ANALYSTS have cut the 2016-17 profit forecast for Carr's Group after the company warned of “significant challenges” ahead.

The Carlisle-based agriculture, food and engineering group last week reported a slight dip in half-year profits.

It made £10.5m before tax in the six months to February, down from £10.6m in the same period last year.

Turnover was 9.4 per cent lower, at £189.1m, largely, the company says, due to lower commodity prices.

But Carr's warned of “significant challenges” in the next financial year, particularly in UK agriculture, prompting its house broker Investec to downgrade the profit forecast from £17.8m to £17.2m.

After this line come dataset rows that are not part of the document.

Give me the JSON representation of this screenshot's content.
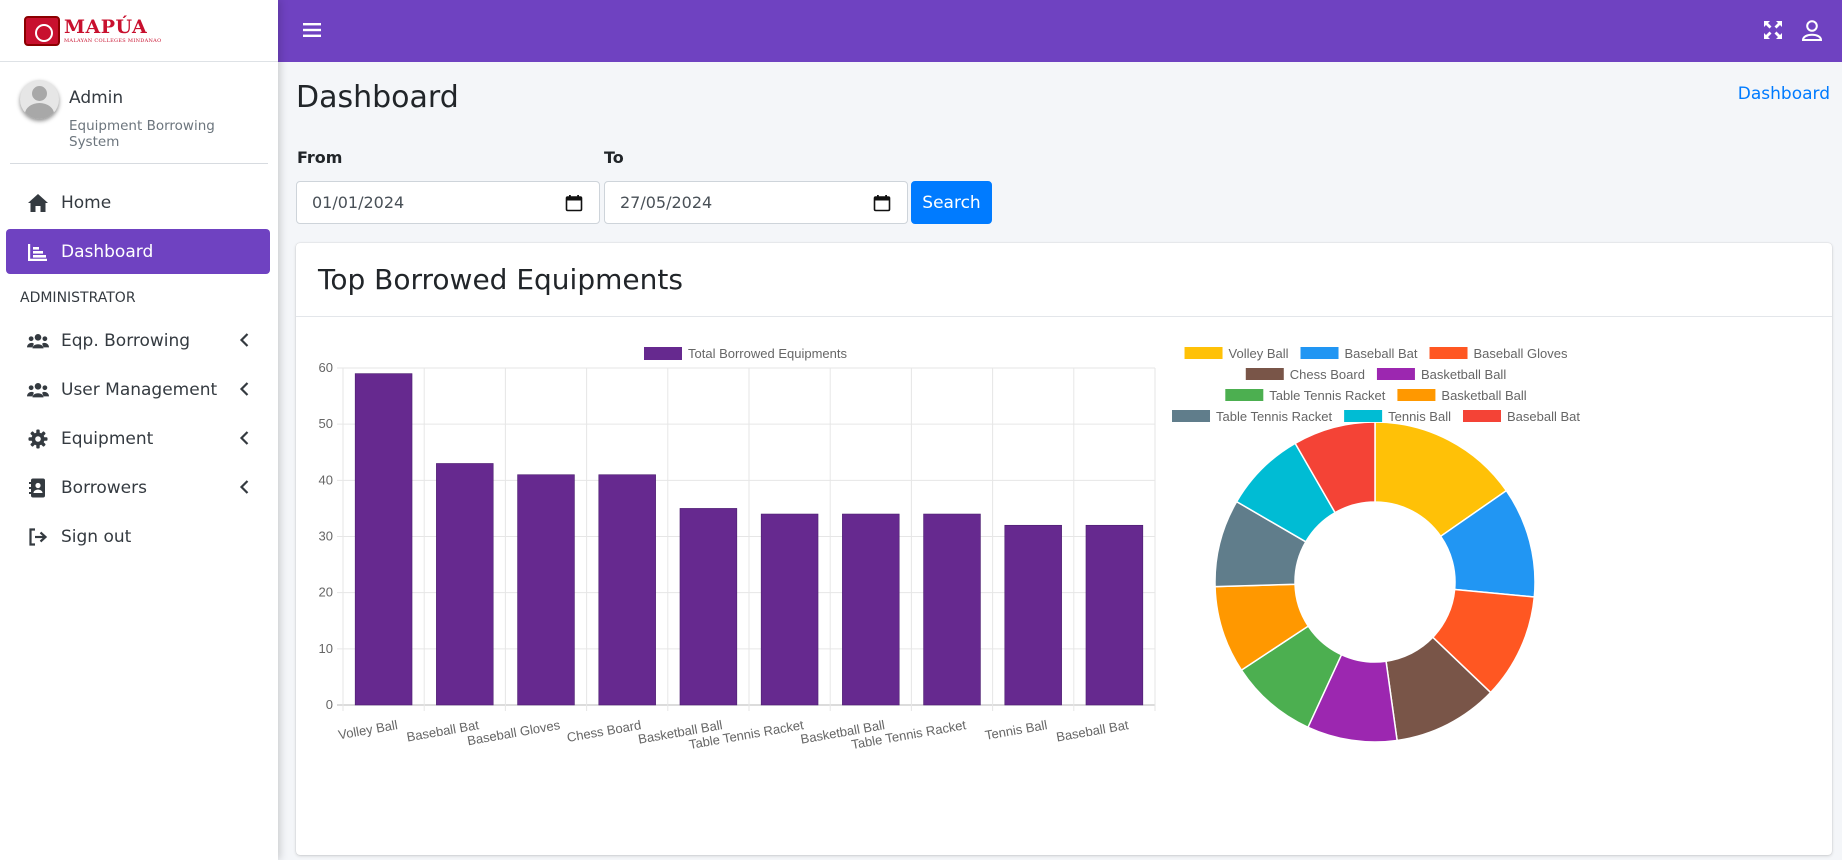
{
  "brand": {
    "name": "MAPÚA",
    "sub": "MALAYAN COLLEGES MINDANAO"
  },
  "user": {
    "name": "Admin",
    "subtitle": "Equipment Borrowing System"
  },
  "nav": {
    "home": "Home",
    "dashboard": "Dashboard",
    "section_header": "ADMINISTRATOR",
    "borrowing": "Eqp. Borrowing",
    "user_management": "User Management",
    "equipment": "Equipment",
    "borrowers": "Borrowers",
    "sign_out": "Sign out"
  },
  "page": {
    "title": "Dashboard",
    "breadcrumb": "Dashboard"
  },
  "filters": {
    "from_label": "From",
    "to_label": "To",
    "from_value": "01/01/2024",
    "to_value": "27/05/2024",
    "search_label": "Search"
  },
  "card": {
    "title": "Top Borrowed Equipments"
  },
  "colors": {
    "primary": "#6f42c1",
    "bar": "#66298f",
    "button": "#007bff"
  },
  "chart_data": [
    {
      "type": "bar",
      "legend": [
        "Total Borrowed Equipments"
      ],
      "legend_position": "top",
      "categories": [
        "Volley Ball",
        "Baseball Bat",
        "Baseball Gloves",
        "Chess Board",
        "Basketball Ball",
        "Table Tennis Racket",
        "Basketball Ball",
        "Table Tennis Racket",
        "Tennis Ball",
        "Baseball Bat"
      ],
      "series": [
        {
          "name": "Total Borrowed Equipments",
          "values": [
            59,
            43,
            41,
            41,
            35,
            34,
            34,
            34,
            32,
            32
          ]
        }
      ],
      "ylim": [
        0,
        60
      ],
      "yticks": [
        0,
        10,
        20,
        30,
        40,
        50,
        60
      ],
      "grid": true
    },
    {
      "type": "pie",
      "style": "doughnut",
      "legend_position": "top",
      "labels": [
        "Volley Ball",
        "Baseball Bat",
        "Baseball Gloves",
        "Chess Board",
        "Basketball Ball",
        "Table Tennis Racket",
        "Basketball Ball",
        "Table Tennis Racket",
        "Tennis Ball",
        "Baseball Bat"
      ],
      "values": [
        59,
        43,
        41,
        41,
        35,
        34,
        34,
        34,
        32,
        32
      ],
      "colors": [
        "#ffc107",
        "#2196f3",
        "#ff5722",
        "#795548",
        "#9c27b0",
        "#4caf50",
        "#ff9800",
        "#607d8b",
        "#00bcd4",
        "#f44336"
      ]
    }
  ]
}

Investec stands by its prediction of £17.5m profits for 2015-16, on a par with the year before.

Carr's chief executive Tim Davies told  in-Cumbria  that the company was being “realistic”, given the difficulties facing agriculture, especially dairy farmers.

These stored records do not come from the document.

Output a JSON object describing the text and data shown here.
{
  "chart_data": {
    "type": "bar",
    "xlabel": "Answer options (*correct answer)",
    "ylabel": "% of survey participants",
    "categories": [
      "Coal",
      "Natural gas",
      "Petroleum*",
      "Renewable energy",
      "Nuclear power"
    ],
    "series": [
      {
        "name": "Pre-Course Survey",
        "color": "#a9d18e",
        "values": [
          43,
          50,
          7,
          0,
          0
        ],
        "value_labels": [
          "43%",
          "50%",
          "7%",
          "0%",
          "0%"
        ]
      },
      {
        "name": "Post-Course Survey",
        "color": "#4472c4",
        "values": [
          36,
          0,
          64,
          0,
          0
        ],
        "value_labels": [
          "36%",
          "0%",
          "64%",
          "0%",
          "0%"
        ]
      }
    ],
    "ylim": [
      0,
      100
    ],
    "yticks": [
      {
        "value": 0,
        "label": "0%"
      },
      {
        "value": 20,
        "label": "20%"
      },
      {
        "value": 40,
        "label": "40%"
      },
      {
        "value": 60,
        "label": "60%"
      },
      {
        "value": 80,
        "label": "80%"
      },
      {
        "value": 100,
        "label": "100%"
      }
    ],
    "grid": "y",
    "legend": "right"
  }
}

He said: “The trading situation in UK agriculture is particularly difficult.  It's getting worse and there is no end in sight.”

Carr's has more than 50 UK sites, a robotics business in Germany and animal-feed plants in the US.

The Cumbrian operations include Silloth flour mill, the Carrs Billington agricultural machinery dealerships and country retail stores, and Bendalls Engineering in Carlisle.

While animal feed sales in Europe fell in the first half of 2015-16, the lost volumes were partly offset by strong growth in the US.

And while farm machinery sales fell 11.7 per cent, the country store network and fuel-supply business saw sales increase.

Flooding caused by Storm Desmond in December affected several Carr's sites, including a feed mill in Lancaster, and one of its key customers, McVitie's in Carlisle. It said insurance would cover the losses incurred. 

Engineering suffered a difficult start to the financial year, with operating profits down 58 per cent, but new contracts from Sellafield should reverse that trend in the second half.

Mr Davies said: “We had a slow start [in engineering] as we switched out of oil and gas and into nuclear.

"We have done extremely well in terms of securing contracts at Sellafield and have a fantastic order book going forward.”

Despite the fall in profits, Carr's is raising the interim dividend from 0.925p to 0.95p.

Net debt increased from £24.4m in August to £27m, driven by working capital requirements within agriculture and engineering.

The period also saw the company close its defined-benefit pension scheme to further accrual, even though the scheme is in surplus.

Mr Davies said that the inherent risks of defined-benefit schemes, where liabilities can increase sharply without warning, meant that closure to further accrual was “the right thing to do”.